Nigeria, 1993. Élection présidentielle, un espoir de changement. Un massacre. L'attente. Dans ce contexte tendu, un père passe une journée avec ses deux garçons à Lagos. Une photo très travaillée. Des détails, des visages, des plans sur la banalité du quotidien, l'espoir. Contemplatif et très descriptif avec ses nombreux plans fixes, ce film arrive à capter une ambiance à travers ce trio qui déambule dans la ville; les difficultés, les ambitions et les désillusions de tout un peuple
J'ai toujours pensé que le cinéma et les acteurs en général ne méritaient absolument pas leur célébrité et l'adoration que leur porte les spectateurs. Le cinéma c'est tout simplement un pseudo art qui fait son auto promotion par l'image et qui est très populaire. Populaire tout simplement parce que c'est plus facile d'aller voir un film que de lire un livre. Ceci étant dit, ce film est absolument médiocre et je ne comprends absolument pas les critiques dithyrambique dont il fait l'objet. Donc au lieu d'aller le voir ou feriez mieux d'acheter un livre et de le lire. À bon entendeur.
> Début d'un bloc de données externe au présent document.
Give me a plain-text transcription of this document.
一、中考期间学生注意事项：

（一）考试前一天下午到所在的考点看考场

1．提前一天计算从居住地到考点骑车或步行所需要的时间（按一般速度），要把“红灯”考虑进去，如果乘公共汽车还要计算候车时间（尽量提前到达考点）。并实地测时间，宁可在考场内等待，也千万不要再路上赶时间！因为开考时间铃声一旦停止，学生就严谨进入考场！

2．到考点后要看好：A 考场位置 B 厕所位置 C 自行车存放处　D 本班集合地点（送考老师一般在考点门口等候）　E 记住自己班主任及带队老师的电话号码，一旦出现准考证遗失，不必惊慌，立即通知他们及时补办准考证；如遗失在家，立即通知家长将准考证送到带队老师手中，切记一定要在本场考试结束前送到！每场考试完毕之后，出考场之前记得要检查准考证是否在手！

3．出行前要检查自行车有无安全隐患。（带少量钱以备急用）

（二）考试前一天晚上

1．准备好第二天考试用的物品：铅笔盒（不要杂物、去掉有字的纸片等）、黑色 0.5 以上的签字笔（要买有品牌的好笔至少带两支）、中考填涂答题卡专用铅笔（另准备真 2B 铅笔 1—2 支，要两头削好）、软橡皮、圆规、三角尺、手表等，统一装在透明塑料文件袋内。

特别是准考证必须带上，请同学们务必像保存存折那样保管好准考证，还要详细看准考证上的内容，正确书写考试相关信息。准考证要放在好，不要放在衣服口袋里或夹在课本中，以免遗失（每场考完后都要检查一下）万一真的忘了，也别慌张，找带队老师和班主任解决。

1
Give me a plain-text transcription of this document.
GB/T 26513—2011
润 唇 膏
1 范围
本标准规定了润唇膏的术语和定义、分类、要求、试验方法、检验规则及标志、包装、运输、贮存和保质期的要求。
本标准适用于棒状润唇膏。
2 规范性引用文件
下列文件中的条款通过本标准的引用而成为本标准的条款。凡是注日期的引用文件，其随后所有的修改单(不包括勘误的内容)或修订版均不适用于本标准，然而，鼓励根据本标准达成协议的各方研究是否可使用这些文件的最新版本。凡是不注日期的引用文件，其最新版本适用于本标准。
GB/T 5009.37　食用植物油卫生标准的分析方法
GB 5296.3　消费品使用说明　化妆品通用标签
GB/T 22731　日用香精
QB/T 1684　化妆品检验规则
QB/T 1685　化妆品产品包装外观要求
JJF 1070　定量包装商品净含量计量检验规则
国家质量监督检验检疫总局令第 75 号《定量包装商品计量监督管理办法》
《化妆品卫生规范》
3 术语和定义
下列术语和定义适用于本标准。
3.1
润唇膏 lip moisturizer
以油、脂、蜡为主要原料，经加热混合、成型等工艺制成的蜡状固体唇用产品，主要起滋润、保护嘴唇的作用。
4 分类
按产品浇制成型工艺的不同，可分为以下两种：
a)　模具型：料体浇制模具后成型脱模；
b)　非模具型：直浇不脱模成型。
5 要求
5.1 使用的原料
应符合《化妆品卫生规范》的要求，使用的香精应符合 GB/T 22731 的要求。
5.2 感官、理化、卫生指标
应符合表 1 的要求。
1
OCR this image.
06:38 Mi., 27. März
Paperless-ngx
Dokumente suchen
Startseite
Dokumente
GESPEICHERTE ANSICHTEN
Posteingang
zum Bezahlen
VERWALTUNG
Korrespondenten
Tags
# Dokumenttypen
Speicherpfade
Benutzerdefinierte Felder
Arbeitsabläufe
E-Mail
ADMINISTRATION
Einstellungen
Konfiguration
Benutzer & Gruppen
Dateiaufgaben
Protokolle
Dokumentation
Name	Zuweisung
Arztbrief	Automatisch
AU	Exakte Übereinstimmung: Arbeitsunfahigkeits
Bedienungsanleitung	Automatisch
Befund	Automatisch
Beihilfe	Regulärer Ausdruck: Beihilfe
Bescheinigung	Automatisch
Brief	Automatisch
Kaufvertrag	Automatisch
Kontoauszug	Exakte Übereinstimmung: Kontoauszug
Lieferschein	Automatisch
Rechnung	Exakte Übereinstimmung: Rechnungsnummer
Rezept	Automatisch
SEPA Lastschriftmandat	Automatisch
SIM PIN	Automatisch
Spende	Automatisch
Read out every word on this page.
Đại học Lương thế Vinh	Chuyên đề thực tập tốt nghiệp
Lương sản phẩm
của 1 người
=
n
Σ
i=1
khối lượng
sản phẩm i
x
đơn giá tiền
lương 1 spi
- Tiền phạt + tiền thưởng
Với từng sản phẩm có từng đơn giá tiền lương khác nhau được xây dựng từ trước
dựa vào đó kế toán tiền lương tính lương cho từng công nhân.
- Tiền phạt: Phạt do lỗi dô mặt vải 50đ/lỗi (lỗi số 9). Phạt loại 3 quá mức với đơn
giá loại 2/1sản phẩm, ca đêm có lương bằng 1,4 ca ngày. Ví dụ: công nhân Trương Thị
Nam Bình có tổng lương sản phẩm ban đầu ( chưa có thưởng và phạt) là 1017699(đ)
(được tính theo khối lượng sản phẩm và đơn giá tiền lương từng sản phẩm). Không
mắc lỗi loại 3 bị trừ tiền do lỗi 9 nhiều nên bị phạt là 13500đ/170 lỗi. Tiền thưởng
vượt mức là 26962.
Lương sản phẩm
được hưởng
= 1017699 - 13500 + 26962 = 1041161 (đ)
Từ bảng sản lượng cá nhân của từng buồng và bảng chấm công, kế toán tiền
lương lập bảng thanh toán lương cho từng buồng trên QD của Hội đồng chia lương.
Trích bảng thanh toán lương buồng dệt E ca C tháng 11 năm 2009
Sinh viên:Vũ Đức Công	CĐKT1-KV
Salut.
Un père souvent absent déambule à Lagos avec ses 2 fils pendant une journée. Un film sans véritable scénario. On attend pendant une heure et demie que le film commence vraiment, c'est à dire qu'il se passe quelque chose, et puis le générique de fin apparaît. Seul intérêt, l'ambiance africaine (la rue, les repas, les motos taxis sur lesquelles on monte à 4, les amis qu'on revoit etc).